Virginia's Wayne Turnage
Virginia's Wayne Turnage

Taking a different budget route to linking spending and results, the state of Virginia worked for years to implement performance-based budgeting. But it wasn't until officials began to rethink the budget process from top to bottom that Virginia started to truly connect spending and results, says Wayne Turnage, chief of staff to Governor Tim Kaine.

Under former Governor Mark Warner (2002-2006), Virginia adopted strategic planning in earnest. Warner worked individually with agencies to establish performance agreements, and the legislature mandated a strategic planning process. But it took several years, according to Turnage, and a severe reduction in the number of agency measures (from more than 2,000 to slightly more than 200), before these steps produced real change in the way the state allocated funds.

Kaine has emphasized to agency heads that performance management is his top priority, meeting with them quarterly to discuss measures and personally discussing every single metric. And he has explicitly made these measures a part of the budget process. "It's now a more coordinated system," Turnage said. "The components fit together better. Performance management is how we're making decisions."

WORK THAT MATTERS

When government delivers real, measurable results, the people who make government work tend to be happier, more satisfied and more dedicated. Today that's not the norm, said Jonathan Walters, author of the new Governing book, Measuring Up 2.0.
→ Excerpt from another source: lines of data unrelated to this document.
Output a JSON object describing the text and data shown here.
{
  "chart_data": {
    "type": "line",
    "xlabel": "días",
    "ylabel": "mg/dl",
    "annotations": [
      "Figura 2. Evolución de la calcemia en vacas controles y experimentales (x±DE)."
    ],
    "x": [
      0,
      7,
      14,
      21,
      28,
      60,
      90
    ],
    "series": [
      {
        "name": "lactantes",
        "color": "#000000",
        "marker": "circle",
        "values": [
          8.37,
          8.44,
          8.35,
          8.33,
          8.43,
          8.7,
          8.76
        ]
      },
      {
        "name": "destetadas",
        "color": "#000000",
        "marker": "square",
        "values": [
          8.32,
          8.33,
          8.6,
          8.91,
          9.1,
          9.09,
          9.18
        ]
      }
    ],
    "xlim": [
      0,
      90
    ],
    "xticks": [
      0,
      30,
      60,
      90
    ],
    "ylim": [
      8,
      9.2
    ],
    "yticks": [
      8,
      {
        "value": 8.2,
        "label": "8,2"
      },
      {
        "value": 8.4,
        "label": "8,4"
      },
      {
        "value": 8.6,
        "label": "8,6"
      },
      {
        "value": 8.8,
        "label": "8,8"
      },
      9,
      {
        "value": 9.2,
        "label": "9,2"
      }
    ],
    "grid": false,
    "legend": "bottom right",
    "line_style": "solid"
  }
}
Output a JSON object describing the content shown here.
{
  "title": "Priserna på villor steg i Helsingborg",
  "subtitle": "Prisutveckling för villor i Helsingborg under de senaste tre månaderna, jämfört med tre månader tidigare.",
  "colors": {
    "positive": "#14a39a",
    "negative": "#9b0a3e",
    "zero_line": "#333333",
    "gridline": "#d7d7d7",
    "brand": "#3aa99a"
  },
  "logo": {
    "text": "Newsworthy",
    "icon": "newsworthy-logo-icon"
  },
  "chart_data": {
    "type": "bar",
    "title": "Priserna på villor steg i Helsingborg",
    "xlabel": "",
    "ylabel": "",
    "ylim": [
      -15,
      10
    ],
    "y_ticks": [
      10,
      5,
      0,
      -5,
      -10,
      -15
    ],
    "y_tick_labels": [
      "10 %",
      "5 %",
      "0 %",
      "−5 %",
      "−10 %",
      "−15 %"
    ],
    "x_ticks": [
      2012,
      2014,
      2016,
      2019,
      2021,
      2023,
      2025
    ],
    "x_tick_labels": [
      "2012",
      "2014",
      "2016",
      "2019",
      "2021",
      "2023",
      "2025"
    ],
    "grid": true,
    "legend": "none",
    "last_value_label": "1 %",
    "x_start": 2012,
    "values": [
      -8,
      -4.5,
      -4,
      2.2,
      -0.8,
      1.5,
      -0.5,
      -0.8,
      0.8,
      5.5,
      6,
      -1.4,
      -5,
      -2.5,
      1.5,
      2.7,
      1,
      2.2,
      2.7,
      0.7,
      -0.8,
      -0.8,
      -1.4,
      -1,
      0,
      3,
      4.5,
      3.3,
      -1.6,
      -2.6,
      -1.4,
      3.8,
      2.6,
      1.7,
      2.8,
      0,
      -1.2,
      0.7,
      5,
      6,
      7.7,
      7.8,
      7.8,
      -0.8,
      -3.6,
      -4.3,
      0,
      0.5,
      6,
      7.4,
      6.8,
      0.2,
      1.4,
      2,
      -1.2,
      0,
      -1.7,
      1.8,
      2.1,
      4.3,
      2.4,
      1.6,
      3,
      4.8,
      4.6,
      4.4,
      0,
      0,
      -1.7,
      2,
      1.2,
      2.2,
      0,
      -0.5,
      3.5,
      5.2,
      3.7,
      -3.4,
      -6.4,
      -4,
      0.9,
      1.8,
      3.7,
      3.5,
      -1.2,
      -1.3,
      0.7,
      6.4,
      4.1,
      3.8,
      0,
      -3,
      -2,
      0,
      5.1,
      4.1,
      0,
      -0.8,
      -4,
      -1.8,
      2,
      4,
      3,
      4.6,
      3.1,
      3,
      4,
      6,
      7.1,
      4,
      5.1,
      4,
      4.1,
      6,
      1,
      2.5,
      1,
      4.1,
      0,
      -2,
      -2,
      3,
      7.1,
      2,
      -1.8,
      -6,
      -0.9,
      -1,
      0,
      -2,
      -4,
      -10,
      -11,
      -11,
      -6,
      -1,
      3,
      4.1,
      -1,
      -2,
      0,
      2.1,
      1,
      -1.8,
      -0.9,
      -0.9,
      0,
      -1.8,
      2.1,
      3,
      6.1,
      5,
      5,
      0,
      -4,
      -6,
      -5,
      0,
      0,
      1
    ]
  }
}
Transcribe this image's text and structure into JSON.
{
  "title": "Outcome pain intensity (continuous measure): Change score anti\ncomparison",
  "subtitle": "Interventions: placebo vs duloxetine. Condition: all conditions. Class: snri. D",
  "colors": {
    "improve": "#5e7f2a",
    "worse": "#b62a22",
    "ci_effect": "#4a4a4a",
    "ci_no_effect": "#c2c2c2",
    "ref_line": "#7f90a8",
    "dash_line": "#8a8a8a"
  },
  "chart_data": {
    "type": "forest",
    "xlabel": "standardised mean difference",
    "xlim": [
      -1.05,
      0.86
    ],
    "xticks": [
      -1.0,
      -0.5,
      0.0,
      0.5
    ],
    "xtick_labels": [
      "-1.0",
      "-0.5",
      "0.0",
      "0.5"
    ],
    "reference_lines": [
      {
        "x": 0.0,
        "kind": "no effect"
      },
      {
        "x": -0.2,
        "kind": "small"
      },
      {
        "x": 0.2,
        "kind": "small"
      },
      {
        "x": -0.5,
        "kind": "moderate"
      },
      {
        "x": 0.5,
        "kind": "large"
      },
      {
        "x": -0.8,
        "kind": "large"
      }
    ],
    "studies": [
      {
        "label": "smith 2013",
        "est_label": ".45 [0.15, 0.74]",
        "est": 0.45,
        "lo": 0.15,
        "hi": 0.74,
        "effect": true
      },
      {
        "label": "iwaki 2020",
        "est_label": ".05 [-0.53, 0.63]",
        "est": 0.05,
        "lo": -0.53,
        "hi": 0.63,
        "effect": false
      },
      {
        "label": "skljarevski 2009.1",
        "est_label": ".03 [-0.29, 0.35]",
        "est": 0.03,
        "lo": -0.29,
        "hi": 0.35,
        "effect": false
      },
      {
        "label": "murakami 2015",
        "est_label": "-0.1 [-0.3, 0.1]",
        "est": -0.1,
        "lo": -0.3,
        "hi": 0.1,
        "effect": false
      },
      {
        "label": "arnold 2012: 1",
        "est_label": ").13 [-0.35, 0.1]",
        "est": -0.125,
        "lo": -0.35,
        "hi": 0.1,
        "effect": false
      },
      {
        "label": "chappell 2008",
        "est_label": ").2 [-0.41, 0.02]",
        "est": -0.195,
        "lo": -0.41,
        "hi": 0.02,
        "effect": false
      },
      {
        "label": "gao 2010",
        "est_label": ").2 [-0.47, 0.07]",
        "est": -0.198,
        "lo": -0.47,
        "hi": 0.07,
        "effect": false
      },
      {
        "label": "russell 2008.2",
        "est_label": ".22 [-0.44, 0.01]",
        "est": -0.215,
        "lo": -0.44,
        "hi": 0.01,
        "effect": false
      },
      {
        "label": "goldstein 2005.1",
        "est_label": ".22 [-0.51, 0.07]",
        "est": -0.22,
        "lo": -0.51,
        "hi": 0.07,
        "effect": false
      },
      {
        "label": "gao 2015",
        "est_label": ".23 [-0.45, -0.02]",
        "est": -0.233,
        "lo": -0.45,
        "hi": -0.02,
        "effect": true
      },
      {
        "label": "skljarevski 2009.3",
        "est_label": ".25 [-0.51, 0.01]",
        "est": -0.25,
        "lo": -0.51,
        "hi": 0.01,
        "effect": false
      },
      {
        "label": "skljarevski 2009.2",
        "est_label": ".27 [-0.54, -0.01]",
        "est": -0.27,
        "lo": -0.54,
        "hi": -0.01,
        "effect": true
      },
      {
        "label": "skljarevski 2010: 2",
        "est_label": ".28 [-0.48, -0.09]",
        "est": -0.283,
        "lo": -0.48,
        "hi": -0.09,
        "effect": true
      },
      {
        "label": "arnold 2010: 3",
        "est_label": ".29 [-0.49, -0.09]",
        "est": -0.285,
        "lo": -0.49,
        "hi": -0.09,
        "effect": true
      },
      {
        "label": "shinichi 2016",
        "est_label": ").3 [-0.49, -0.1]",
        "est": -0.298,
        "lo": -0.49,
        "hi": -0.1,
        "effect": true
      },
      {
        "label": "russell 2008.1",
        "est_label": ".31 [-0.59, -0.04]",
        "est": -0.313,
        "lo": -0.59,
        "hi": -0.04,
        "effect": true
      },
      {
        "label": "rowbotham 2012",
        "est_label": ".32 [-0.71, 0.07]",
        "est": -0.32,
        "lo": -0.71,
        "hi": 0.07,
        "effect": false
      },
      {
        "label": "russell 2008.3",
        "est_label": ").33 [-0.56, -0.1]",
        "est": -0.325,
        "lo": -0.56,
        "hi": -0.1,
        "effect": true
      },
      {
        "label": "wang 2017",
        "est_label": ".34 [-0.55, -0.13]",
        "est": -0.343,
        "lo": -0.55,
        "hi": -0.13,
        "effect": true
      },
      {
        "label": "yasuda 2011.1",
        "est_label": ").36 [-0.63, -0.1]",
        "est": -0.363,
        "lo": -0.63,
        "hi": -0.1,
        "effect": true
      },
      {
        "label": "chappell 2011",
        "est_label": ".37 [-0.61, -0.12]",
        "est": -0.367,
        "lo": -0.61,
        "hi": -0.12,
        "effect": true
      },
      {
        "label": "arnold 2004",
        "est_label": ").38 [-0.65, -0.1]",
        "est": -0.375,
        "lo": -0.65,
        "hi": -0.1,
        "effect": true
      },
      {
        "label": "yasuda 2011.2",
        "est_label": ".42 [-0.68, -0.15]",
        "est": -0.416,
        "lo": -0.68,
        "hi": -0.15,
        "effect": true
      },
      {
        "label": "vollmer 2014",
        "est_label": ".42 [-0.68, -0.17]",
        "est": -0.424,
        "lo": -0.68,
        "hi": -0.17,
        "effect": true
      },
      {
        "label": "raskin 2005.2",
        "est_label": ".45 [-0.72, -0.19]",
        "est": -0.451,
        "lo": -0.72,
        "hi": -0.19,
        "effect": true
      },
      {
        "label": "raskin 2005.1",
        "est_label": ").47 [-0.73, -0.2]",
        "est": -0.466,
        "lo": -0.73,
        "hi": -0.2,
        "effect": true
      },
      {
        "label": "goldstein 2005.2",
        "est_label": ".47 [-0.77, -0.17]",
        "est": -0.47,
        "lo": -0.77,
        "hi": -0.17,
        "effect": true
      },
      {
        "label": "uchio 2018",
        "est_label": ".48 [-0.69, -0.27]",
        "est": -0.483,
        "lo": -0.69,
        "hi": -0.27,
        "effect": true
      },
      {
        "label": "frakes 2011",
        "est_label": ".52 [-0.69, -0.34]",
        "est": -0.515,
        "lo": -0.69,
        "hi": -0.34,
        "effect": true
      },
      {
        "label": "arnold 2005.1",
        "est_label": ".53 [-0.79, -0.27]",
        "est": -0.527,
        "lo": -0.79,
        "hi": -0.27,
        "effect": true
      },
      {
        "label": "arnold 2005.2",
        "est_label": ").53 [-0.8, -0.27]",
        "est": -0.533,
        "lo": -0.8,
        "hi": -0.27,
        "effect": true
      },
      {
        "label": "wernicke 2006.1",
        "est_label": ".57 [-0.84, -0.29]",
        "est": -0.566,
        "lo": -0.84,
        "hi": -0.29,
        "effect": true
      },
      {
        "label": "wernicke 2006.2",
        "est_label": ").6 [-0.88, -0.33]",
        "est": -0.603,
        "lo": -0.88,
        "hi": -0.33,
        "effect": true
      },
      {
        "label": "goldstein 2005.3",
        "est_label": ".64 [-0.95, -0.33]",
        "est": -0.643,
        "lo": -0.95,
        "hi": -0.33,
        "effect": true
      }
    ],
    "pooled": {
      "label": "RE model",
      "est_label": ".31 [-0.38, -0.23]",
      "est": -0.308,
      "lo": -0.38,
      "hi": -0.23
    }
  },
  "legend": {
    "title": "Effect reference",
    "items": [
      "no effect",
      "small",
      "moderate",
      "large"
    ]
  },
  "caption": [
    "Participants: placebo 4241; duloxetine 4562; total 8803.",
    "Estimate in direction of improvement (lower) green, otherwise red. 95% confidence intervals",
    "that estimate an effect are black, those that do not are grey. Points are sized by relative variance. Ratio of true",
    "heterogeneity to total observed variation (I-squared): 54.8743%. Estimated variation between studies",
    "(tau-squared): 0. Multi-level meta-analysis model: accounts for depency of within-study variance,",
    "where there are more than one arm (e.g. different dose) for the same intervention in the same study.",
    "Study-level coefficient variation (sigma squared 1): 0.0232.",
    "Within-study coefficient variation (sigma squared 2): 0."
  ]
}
"Many public employees have become uninterested and unexcited about their work," Walters said. "Their daily work has become disconnected from any higher purpose." Too many government managers have focused too much on punching timecards and checking off tasks. "We've got to reconnect people with the higher calling that their work in public service represents. And we've got to move government off its focus on activities and processes and on to a focus on performance and results."